Sevince beklentileri artıyor insanın. Yük olmaktan imtina edip sevdiğini kalbinde yücelttikçe sevda hırpalayan bir tufana dönüşüyor da içimizin şehirleri tarumar oluyor zaman zaman.
Sevda dedimse, sevmek dedimse, sadece bir kadının bir adama gönül vermesinden söz ediyor değilim.
Benim için, birini canıma dost bilmek, saf bakışlı bir çocuğun geleceğinden endişe etmek, yüzünü, sesini bilmediğim güçlü bir kalemin ifadelerinden beslenmek, işini gücünü severek icra etmek sevdalarımın bir parçası. Hatta hatırası olan eşyalar, şarkılar, türküler, şiirler de…
Yaşadım, gördüm ve bildim, gönül bağladığım nem varsa imtihanım. En çok kimi ve neyi sevmiş isem onlardan kedere yakalandım. En güvendiğim yanımdan yaralandım.
Bu tecrübemin ardından, “Ey âlemlerin Rabbi Allah’ım; ben dilemeden ömrüme ikram ettiğin her bir şey bana çok yakıştı. Annemi, babamı ben dilemedim, güzeller güzeli İstanbul’da yaşamayı ben seçmedim. Ancak ben ne diledim ise hep hırpalandım. Varmak istedim uzak kaldım. Almak istedim borçlandım. Tamam olmak diledim yarım kaldım. Ey beni benden iyi bilen Allah’ım, beni benden esirge. Senden dilediklerimi katında merhametinle, lütfunla süsleyip öyle ikram buyur ki, hem ömrüme hem kalbime yakışsın.” Diye sürüp giden dualara durdum.
Sonra fani sevdaların, heva ve heveslerin kalbimi yaralayıp kanattığından beridir, sevdalarıma, evimden şehrime, şehrimden vatanıma, vatanımdan sınırlar ötesi coğrafyalara uzanan bir sınırsızlık belirledim. Kalbim şimdi daha kocaman. Acım sızım çok ama insanlardan beklediğim vefadan daha yüce olan Rabbimin rızasına talibim şimdi.
Böylesi savruluşlarımın tesiriyle, aşk şiirlerini de bir başka okur oldum.

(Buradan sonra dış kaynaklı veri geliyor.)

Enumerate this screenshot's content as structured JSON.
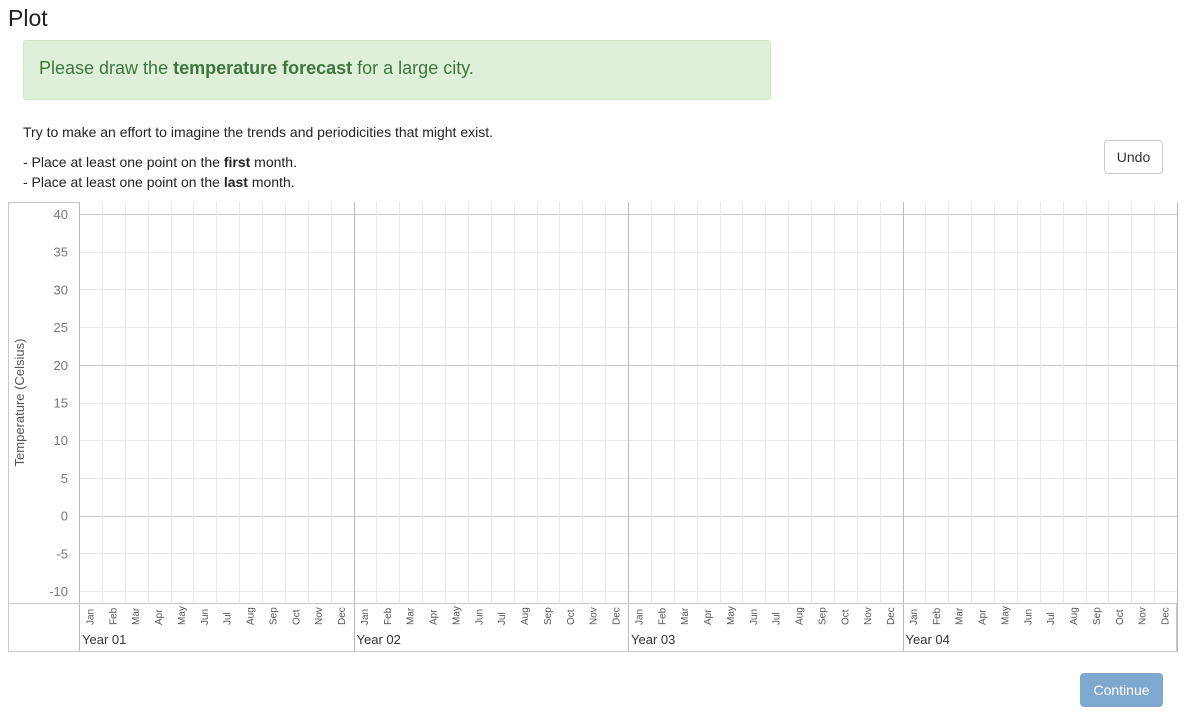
{
  "page": {
    "title": "Plot"
  },
  "alert": {
    "prefix": "Please draw the ",
    "emphasis": "temperature forecast",
    "suffix": " for a large city."
  },
  "instructions": {
    "intro": "Try to make an effort to imagine the trends and periodicities that might exist.",
    "first_prefix": "- Place at least one point on the ",
    "first_bold": "first",
    "first_suffix": " month.",
    "last_prefix": "- Place at least one point on the ",
    "last_bold": "last",
    "last_suffix": " month."
  },
  "buttons": {
    "undo": "Undo",
    "continue": "Continue"
  },
  "colors": {
    "alert_bg": "#dff0d8",
    "alert_text": "#3c763d",
    "continue_bg": "#7fa8cf",
    "grid_major": "#c8c8c8",
    "grid_minor": "#e8e8e8"
  },
  "chart_data": {
    "type": "line",
    "ylabel": "Temperature (Celsius)",
    "ylim": [
      -10,
      40
    ],
    "yticks": [
      40,
      35,
      30,
      25,
      20,
      15,
      10,
      5,
      0,
      -5,
      -10
    ],
    "months": [
      "Jan",
      "Feb",
      "Mar",
      "Apr",
      "May",
      "Jun",
      "Jul",
      "Aug",
      "Sep",
      "Oct",
      "Nov",
      "Dec"
    ],
    "years": [
      "Year 01",
      "Year 02",
      "Year 03",
      "Year 04"
    ],
    "series": [],
    "grid": true
  }
}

İşte Sezai Karakoç’un “Mona Roza”sından birkaç dize…
Gözlerim “Kırgın kırgın bakma yüzüme Roza” mısraına değdiğinde, sarı saçları, küçücük yumruğu ile onlarca İsrail askerine meydan okuyan Filistinli minik kız Ahed Temimi karşımda duruyor. O büyüyor, ben küçülüyorum.
“Henüz dinlemedin benden türküler” dizesiyle zalimlere meydan okuyor kalbim. Müslüman olanı insandan saymayan zalimlerin Yahudi’sine, Hristiyan’ına, bir gün yekvücut olup mü’minlerin besteleyeceği türkülerin ritmiyle kıyama kalkıyorum.
“Benim aşkım sığmaz öyle her saza” derken şair, ben dünyaya meydan okuyan Cumhurbaşkanımızın ümmet aşkına hayran kalıyorum
Aşka dair güzel söylenmiş bu şiirin “En güzel şarkıyı bir kurşun söyler” dizesini sık sık geçirip içimden, şehadeti umarak şimdi, Mescid-i Aksa’ya revan olmak diliyorum.
Aşka dair söylenmiş bütün şiirleri ve Müslümanların tüm dualarını; “Neo Haçlıları”nın, Pentagon güçlerinin ve Budistlerin Filistin’de, Suriye’de, Irak’ta, Yemen’de, Afganistan’da, Arakan’da, Doğu Türkistan’da, Bangladeş’te, Mısır’da günde 80 ton bomba kullanarak katlettiği mü’min kardeşlerime ithaf ediyorum.
2017 yılında “Nüfus seyreltme faaliyeti” olarak adlandırdıkları terör faaliyetleriyle 180 bin Müslümanı katlettiği halde, insan haklarından söz eden, insanlığın yüz karası ABD ve Avrupa’nın Modern Haçlı ordularını, İsrail’in Yahudilerini ve Budistleri yakacak cehennemin varlığına hamd ediyorum.
Doğu’da ve Batı’da, Kuzey’de ve Güney’de, dünyanın herhangi bir köşesinde iman etmiş kardeşlerimizin mezhep kavgalarından arınıp “Tek Yaratıcı, tek din (İslam), tek Peygamber, tek ümmet” birlikteliğine davet ediyorum.